The output from the new data frame should look something like this:
PatientID hour1.fev hour1.vent hour1.BP hour1.fev&vent hour1.fev&BP
1 1 1 1 1 1
hour1.vent&BP hour2.fev hour2.vent hour2.BP hour2.fev&vent hour2.fev&BP
1 0 1 0 1 1
hour2.vent&BP
1
Can you help me?
Current data frame
How the new dataframe could look like
As an initial approach I would propose the following way.
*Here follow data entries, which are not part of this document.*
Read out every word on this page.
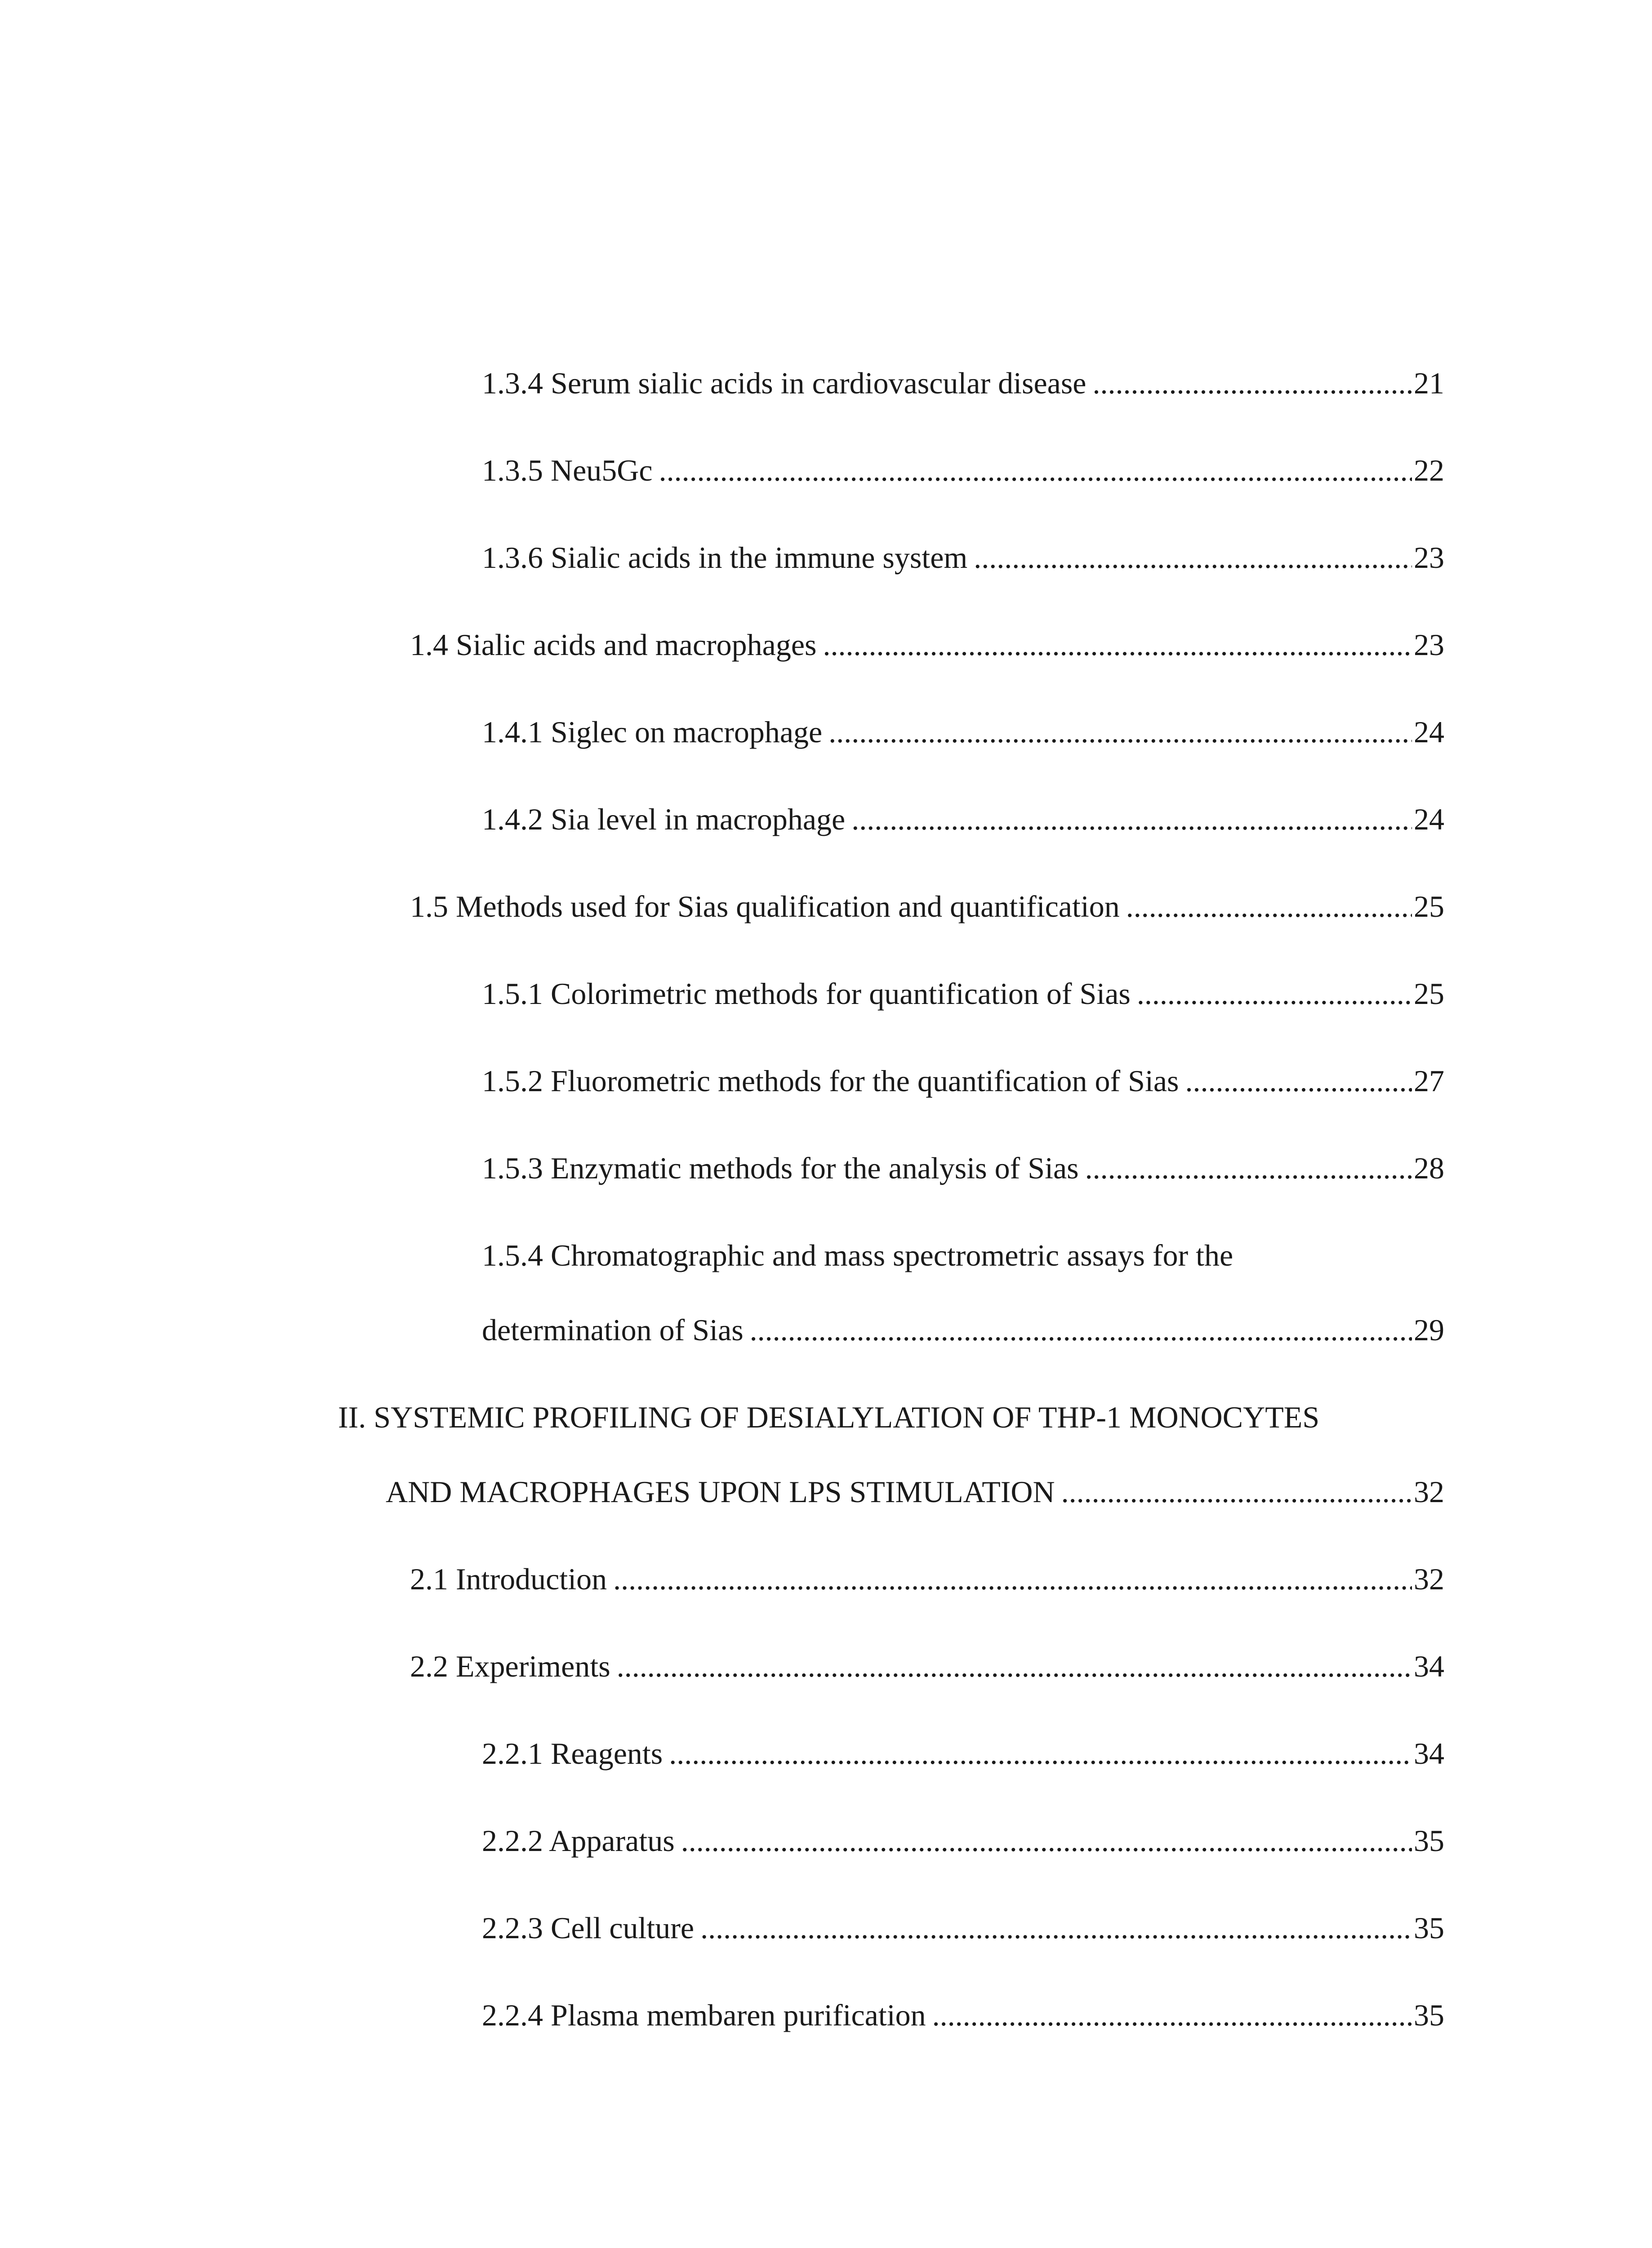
1.3.4 Serum sialic acids in cardiovascular disease .....	21
1.3.5 Neu5Gc .....	22
1.3.6 Sialic acids in the immune system .....	23
1.4 Sialic acids and macrophages .....	23
1.4.1 Siglec on macrophage .....	24
1.4.2 Sia level in macrophage .....	24
1.5 Methods used for Sias qualification and quantification .....	25
1.5.1 Colorimetric methods for quantification of Sias .....	25
1.5.2 Fluorometric methods for the quantification of Sias .....	27
1.5.3 Enzymatic methods for the analysis of Sias .....	28
1.5.4 Chromatographic and mass spectrometric assays for the
determination of Sias .....	29
II. SYSTEMIC PROFILING OF DESIALYLATION OF THP-1 MONOCYTES
AND MACROPHAGES UPON LPS STIMULATION .....	32
2.1 Introduction .....	32
2.2 Experiments .....	34
2.2.1 Reagents .....	34
2.2.2 Apparatus .....	35
2.2.3 Cell culture .....	35
2.2.4 Plasma membaren purification .....	35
First of all, group the data by the patients and the time spans
library("dplyr")
# definition of time spans
df$strata <- if_else(df$admission.duration.minutes == 0, 1, ceiling(df$admission.duration.minutes))
# note that NA measurments are silently transformed here to zeros
df_groupped <- df %>% group_by(PatientID, strata) %>% summarise_at(vars(has.fever:high.bloodpressure),
sum, na.rm = TRUE)
If we want to process NA in another way, the solution may be
# the result is NA only if all parameters in the strata are NA
df_groupped <- df %>% group_by(PatientID, strata) %>%
summarise_at(.vars = vars(has.fever:high.bloodpressure),
.funs = funs(if (all(is.na(.))) NA else sum(., na.rm = TRUE)),
na.rm = FALSE)
So, we obtain the grouped data frame in a long format
# transform numbers of measurments to booleans
df_groupped <- df_groupped %>% mutate(
has.fever = as.integer(as.logical(has.fever)),
on.ventilator = as.integer(as.logical(on.ventilator)),
high.bloodpressure = as.integer(as.logical(high.bloodpressure)),
# ".and."" means `*` instead of `+`
fev.and.BP = as.integer(as.logical(has.fever * high.bloodpressure)),
fev.and.vent = as.integer(as.logical(has.fever * high.bloodpressure))
)
Then create a function to generate a data frame of a desired structure:
fill_form <- function(periods, df_Patient, n_param){
# obtain names of the measured parameters & the first column
long_col_names <- names(df_Patient)[-(1:2)]
long_df_names <- sapply(function(i) paste("hour", periods[i], ".", long_col_names, sep =""), X = periods)
# add the names of the first column with the Patient's ID
long_df_names <- c(names(df_Patient)[1], long_df_names)
long_df <- as.data.frame(matrix(NA, nrow = 1, ncol = 1 + length(periods) * n_param))
names(long_df) <- long_df_names
long_df[, 1] <- as.character(df_Patient[1, 1])
for (i in seq(along.with = periods)) {
if (nrow(filter(df_Patient, strata == periods[i])) > 0) {
long_df[ ,(2 + n_param * (i - 1)):(2 + n_param * i)] <- filter(df_Patient, strata == periods[i])[-(1:2)]
}
}
return(long_df)
}
And then finely apply this function to the data of each individual patient
# the ID's of the patients extracted from the initial df
PatientIDs_names <- unique(unlist(lapply(df["PatientID"], as.character)))
n_of_patients <- length(PatientIDs_names)
n_monit_param <- (ncol(df_groupped) - 2)
# outputted periods are restricted for demonstration purposes
hours_to_monitor <- c(1:5)
records <- lapply(function(i) fill_form(periods = hours_to_monitor,
df_Patient = filter(df_groupped, PatientID == PatientIDs_names[i]), n_param = n_monit_param),
X = seq(along.with = PatientIDs_names))
Hope, it'll be helpful. However, I'm not sure about two things:
1) Both hour2.fev and hour2.BP are 0 in your output example, so why hour2.fev&vent is 1?
2) Why high.bloodpressure is 0 for the PatientID == 1 on the second time span? There is a high.bloodpressure == 1 at time 1.2 hours. This time should be included into the second time span (Hour2 between 1 and 2), shouldn't it?